Wolff’s position toward Taiwan was not a surprise. What was a surprise, though, was some trivia revealed by his grandson, Mike Yorg, who was also attending the dinner.
“He was a Mad Men,” said Yorg, referring to Wolff’s pre-congressional career. According to Wolff’s congressional biography, he led his own firm, Coordinated Marketing Agency from 1950 to 1964. He was elected to Congress in 1964, beating Republican Steven B. Derounian, and served until losing his re-election bid in 1980 to Republican John LeBoutillier.
He claims a bit of pop culture history as well, as someone who worked on White Rock Ginger Ale and its iconic image of Psyche gazing into a stream.
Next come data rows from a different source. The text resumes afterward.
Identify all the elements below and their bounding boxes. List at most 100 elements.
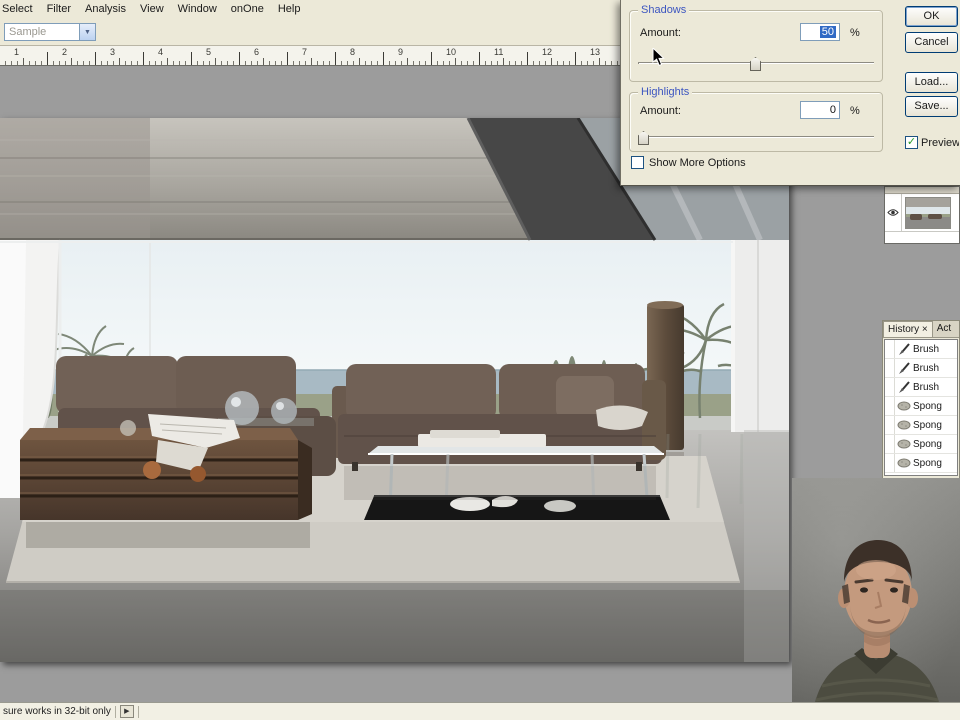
ruler-number: 8 — [350, 47, 355, 57]
ruler-number: 9 — [398, 47, 403, 57]
menu-onone[interactable]: onOne — [223, 1, 272, 17]
history-item[interactable]: Brush — [885, 359, 957, 378]
menu-analysis[interactable]: Analysis — [77, 1, 134, 17]
shadows-group-label: Shadows — [638, 4, 689, 16]
show-more-options-label: Show More Options — [649, 157, 746, 169]
history-item[interactable]: Brush — [885, 378, 957, 397]
ruler-number: 4 — [158, 47, 163, 57]
highlights-slider[interactable] — [636, 129, 876, 147]
highlights-slider-track — [638, 136, 874, 138]
ruler-number: 10 — [446, 47, 456, 57]
living-room-image — [0, 118, 789, 662]
sponge-icon — [895, 420, 913, 430]
highlights-amount-value: 0 — [830, 104, 836, 116]
history-source-well[interactable] — [885, 340, 895, 358]
history-list: Brush Brush Brush Spong Spong — [884, 339, 958, 476]
tab-actions-label: Act — [937, 323, 951, 334]
sample-dropdown[interactable]: Sample ▼ — [4, 23, 96, 41]
brush-icon — [895, 362, 913, 375]
history-item[interactable]: Spong — [885, 435, 957, 454]
status-text: sure works in 32-bit only — [3, 706, 111, 717]
load-button[interactable]: Load... — [905, 72, 958, 93]
ruler-number: 5 — [206, 47, 211, 57]
webcam-video — [792, 478, 960, 720]
history-item-label: Brush — [913, 344, 939, 355]
highlights-amount-label: Amount: — [640, 105, 681, 117]
ruler-number: 11 — [494, 47, 503, 57]
history-source-well[interactable] — [885, 359, 895, 377]
ruler-number: 6 — [254, 47, 259, 57]
layer-row[interactable] — [885, 194, 959, 232]
history-source-well[interactable] — [885, 378, 895, 396]
ok-button[interactable]: OK — [905, 6, 958, 27]
shadows-unit-label: % — [850, 27, 860, 39]
menu-filter[interactable]: Filter — [39, 1, 79, 17]
history-item[interactable]: Spong — [885, 454, 957, 473]
ruler-number: 2 — [62, 47, 67, 57]
preview-checkbox[interactable]: ✓ — [905, 136, 918, 149]
layers-panel-strip — [885, 187, 959, 194]
history-source-well[interactable] — [885, 397, 895, 415]
sponge-icon — [895, 439, 913, 449]
history-panel: History × Act Brush Brush Brush — [882, 320, 960, 480]
status-bar: sure works in 32-bit only ▶ — [0, 702, 960, 720]
highlights-amount-input[interactable]: 0 — [800, 101, 840, 119]
shadows-amount-label: Amount: — [640, 27, 681, 39]
history-item-label: Spong — [913, 401, 942, 412]
highlights-group: Highlights Amount: 0 % — [629, 92, 883, 152]
ruler-number: 13 — [590, 47, 600, 57]
document-canvas[interactable] — [0, 118, 789, 662]
highlights-group-label: Highlights — [638, 86, 692, 98]
preview-label: Preview — [921, 137, 959, 149]
history-item-label: Spong — [913, 439, 942, 450]
shadows-amount-input[interactable]: 50 — [800, 23, 840, 41]
layers-panel-fragment — [884, 186, 960, 244]
save-button[interactable]: Save... — [905, 96, 958, 117]
ruler-number: 7 — [302, 47, 307, 57]
cancel-button[interactable]: Cancel — [905, 32, 958, 53]
menu-view[interactable]: View — [132, 1, 172, 17]
history-item[interactable]: Brush — [885, 340, 957, 359]
ruler-number: 1 — [14, 47, 19, 57]
ruler-number: 3 — [110, 47, 115, 57]
shadows-amount-value: 50 — [820, 26, 836, 38]
shadows-slider-thumb[interactable] — [750, 57, 761, 71]
history-item-label: Brush — [913, 382, 939, 393]
history-item[interactable]: Spong — [885, 416, 957, 435]
brush-icon — [895, 343, 913, 356]
presenter-portrait — [792, 478, 960, 720]
tab-history[interactable]: History × — [883, 321, 933, 337]
close-icon[interactable]: × — [922, 324, 928, 335]
tab-actions[interactable]: Act — [933, 321, 955, 337]
shadows-group: Shadows Amount: 50 % — [629, 10, 883, 82]
brush-icon — [895, 381, 913, 394]
history-source-well[interactable] — [885, 454, 895, 472]
history-item-label: Brush — [913, 363, 939, 374]
sample-dropdown-value: Sample — [9, 26, 46, 38]
sponge-icon — [895, 458, 913, 468]
menu-help[interactable]: Help — [270, 1, 309, 17]
ruler-number: 12 — [542, 47, 552, 57]
sponge-icon — [895, 401, 913, 411]
shadows-slider[interactable] — [636, 55, 876, 73]
layer-thumbnail — [905, 197, 951, 229]
history-source-well[interactable] — [885, 416, 895, 434]
history-item-label: Spong — [913, 420, 942, 431]
chevron-down-icon: ▼ — [79, 24, 95, 40]
menu-select[interactable]: Select — [0, 1, 41, 17]
show-more-options-checkbox[interactable] — [631, 156, 644, 169]
history-source-well[interactable] — [885, 435, 895, 453]
history-tab-bar: History × Act — [883, 321, 959, 338]
history-item-label: Spong — [913, 458, 942, 469]
status-divider — [115, 706, 116, 718]
tab-history-label: History — [888, 324, 919, 335]
photoshop-window: Select Filter Analysis View Window onOne… — [0, 0, 960, 720]
eye-icon — [887, 208, 899, 217]
play-icon[interactable]: ▶ — [120, 705, 134, 718]
mouse-cursor-icon — [652, 48, 665, 67]
menu-window[interactable]: Window — [170, 1, 225, 17]
status-divider — [138, 706, 139, 718]
history-item[interactable]: Spong — [885, 397, 957, 416]
layer-visibility-toggle[interactable] — [885, 194, 902, 231]
highlights-slider-thumb[interactable] — [638, 131, 649, 145]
Look closely and you can see the image in the opening credits of “Mad Men,” as the analogue of Don Draper falls amid mid-century advertising images.
“Yes, did it as part of my own agency,” Wolff said after dinner. Considering the number of years those credits have been rolling by, all we can say is, “Wow.”
The Sound of One Diplomat Singing “What does ‘Edelweiss’ have to do with Taiwan?” asked one guest at my table, in between verses he himself was singing along to. The song, written for “The Sound of Music” by Richard Rodgers and Oscar Hammerstein, is a particularly poignant point of the production, when Captain von Trapp is bidding farewell to his home of Austria as it is getting subsumed by the Third Reich.
More than a few fans assumed it was an actual Austrian folk song. But the paean to a simple time was the creation of two showmen for a Tony-award winning play and Oscar-winning movie. That doesn’t make its sentiment any less authentic.
And so it makes perfect sense a senior diplomat from what was previously a country and which now occupies a unique and precarious diplomatic position would sing a melancholy song about a lost homeland. That’s what “Edelweiss” has to do with Taiwan.
Correction 1:27 p.m. A previous version of this post mischaracterized the Twin Oaks estate. It was previously the Republic of China’s ambassador’s residence.